Des études scientifiques controversées

Pour dissiper les mythes entourant la guillotine, des études scientifiques ont tenté d’explorer la réponse du cerveau à la décapitation. Une étude de 2013, menée sur des rats anesthésiés, a révélé une activité cérébrale significative jusqu’à quinze secondes après la décapitation. Ces résultats ont soulevé des questions sur la possibilité que les rats puissent ressentir une certaine douleur après la décapitation.

Cependant, une étude plus récente datant de 2023 conteste ces conclusions. Elle affirme qu’il est très improbable que la conscience persiste après la décapitation, tant chez les humains que chez les animaux. Les chercheurs soulignent toutefois les limites de ces études, notamment en termes de taille d’échantillon, et insistent sur le besoin de recherches supplémentaires pour parvenir à des conclusions plus définitives.

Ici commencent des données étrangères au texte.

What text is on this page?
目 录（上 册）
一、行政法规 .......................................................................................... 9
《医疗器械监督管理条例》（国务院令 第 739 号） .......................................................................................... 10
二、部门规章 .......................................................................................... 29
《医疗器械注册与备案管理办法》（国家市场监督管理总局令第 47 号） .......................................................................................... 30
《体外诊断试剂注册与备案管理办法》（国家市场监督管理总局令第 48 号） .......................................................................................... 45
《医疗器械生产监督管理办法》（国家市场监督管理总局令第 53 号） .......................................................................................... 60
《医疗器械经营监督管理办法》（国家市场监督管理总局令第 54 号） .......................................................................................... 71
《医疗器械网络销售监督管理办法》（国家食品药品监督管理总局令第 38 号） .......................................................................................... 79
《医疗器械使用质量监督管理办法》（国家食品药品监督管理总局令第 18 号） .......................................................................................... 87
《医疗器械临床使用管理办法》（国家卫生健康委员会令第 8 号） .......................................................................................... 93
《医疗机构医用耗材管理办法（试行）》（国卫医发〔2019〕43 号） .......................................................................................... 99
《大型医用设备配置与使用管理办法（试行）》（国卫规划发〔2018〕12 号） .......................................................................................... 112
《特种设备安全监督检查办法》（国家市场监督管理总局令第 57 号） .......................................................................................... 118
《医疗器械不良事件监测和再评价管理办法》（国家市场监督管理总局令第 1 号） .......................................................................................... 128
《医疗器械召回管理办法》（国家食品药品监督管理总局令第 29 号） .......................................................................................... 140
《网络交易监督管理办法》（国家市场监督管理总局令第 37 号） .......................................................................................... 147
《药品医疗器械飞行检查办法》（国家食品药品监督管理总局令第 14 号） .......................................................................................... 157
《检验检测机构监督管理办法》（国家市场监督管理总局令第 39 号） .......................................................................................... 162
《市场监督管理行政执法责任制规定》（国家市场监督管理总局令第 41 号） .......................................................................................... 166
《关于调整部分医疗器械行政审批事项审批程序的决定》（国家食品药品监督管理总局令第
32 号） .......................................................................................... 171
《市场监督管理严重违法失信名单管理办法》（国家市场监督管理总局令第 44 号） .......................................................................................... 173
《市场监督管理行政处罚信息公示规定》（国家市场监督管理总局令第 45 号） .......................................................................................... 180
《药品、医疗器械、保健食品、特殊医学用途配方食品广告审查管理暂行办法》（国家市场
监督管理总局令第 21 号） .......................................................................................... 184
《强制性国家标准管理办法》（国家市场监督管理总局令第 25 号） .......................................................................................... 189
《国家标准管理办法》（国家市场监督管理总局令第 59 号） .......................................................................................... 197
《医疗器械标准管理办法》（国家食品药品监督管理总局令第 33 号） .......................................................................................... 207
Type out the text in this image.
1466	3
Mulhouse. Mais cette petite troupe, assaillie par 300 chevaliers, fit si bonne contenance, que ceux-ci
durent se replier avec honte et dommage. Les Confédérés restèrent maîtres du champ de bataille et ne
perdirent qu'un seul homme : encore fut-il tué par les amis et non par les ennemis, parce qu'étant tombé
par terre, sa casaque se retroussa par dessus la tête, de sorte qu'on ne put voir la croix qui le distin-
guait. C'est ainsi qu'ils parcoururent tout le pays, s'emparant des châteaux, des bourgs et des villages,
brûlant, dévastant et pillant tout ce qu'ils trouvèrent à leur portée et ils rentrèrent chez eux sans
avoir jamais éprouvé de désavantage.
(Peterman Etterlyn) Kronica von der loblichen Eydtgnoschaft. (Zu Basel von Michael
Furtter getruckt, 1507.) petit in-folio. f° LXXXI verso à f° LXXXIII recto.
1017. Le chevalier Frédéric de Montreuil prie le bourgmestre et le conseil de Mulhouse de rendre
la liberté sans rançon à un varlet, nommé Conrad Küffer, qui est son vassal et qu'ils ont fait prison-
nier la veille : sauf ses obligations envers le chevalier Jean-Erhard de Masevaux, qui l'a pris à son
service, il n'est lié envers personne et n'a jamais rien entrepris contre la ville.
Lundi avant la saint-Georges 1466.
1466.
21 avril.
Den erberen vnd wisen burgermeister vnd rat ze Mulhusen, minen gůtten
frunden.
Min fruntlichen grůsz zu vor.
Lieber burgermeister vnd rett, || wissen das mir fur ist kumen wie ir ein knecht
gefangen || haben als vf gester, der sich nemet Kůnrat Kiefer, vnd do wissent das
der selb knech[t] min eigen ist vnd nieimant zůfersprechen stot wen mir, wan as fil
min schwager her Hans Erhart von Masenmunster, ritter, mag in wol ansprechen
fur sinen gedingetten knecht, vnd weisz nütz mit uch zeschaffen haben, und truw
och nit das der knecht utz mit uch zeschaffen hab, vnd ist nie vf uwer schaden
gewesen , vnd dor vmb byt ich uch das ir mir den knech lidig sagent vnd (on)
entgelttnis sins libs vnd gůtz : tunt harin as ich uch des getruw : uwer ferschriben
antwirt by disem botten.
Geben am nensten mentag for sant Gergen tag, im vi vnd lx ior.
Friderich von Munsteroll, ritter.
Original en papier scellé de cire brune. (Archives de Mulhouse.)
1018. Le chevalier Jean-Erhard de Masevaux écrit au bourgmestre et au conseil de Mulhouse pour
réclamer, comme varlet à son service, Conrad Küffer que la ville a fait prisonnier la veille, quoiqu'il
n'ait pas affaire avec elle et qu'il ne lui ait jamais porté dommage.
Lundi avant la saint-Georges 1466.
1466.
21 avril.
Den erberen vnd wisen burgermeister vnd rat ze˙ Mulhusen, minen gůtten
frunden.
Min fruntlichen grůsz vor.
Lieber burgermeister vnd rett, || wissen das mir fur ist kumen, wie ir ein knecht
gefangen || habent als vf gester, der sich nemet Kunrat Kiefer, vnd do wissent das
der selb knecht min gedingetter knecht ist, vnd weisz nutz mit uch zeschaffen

Ainsi, malgré les progrès scientifiques, le débat sur la conscience post-décapitation reste ouvert. Si les preuves disponibles suggèrent une perte de conscience rapide, la vérité complète pourrait rester insaisissable en raison des défis éthiques et techniques liés à l’étude de ce phénomène chez les êtres humains. Cependant, avec l’évolution des technologies et des approches scientifiques, il reste possible que des découvertes éclairent un jour cette énigme persistante de l’histoire de la justice et de la médecine.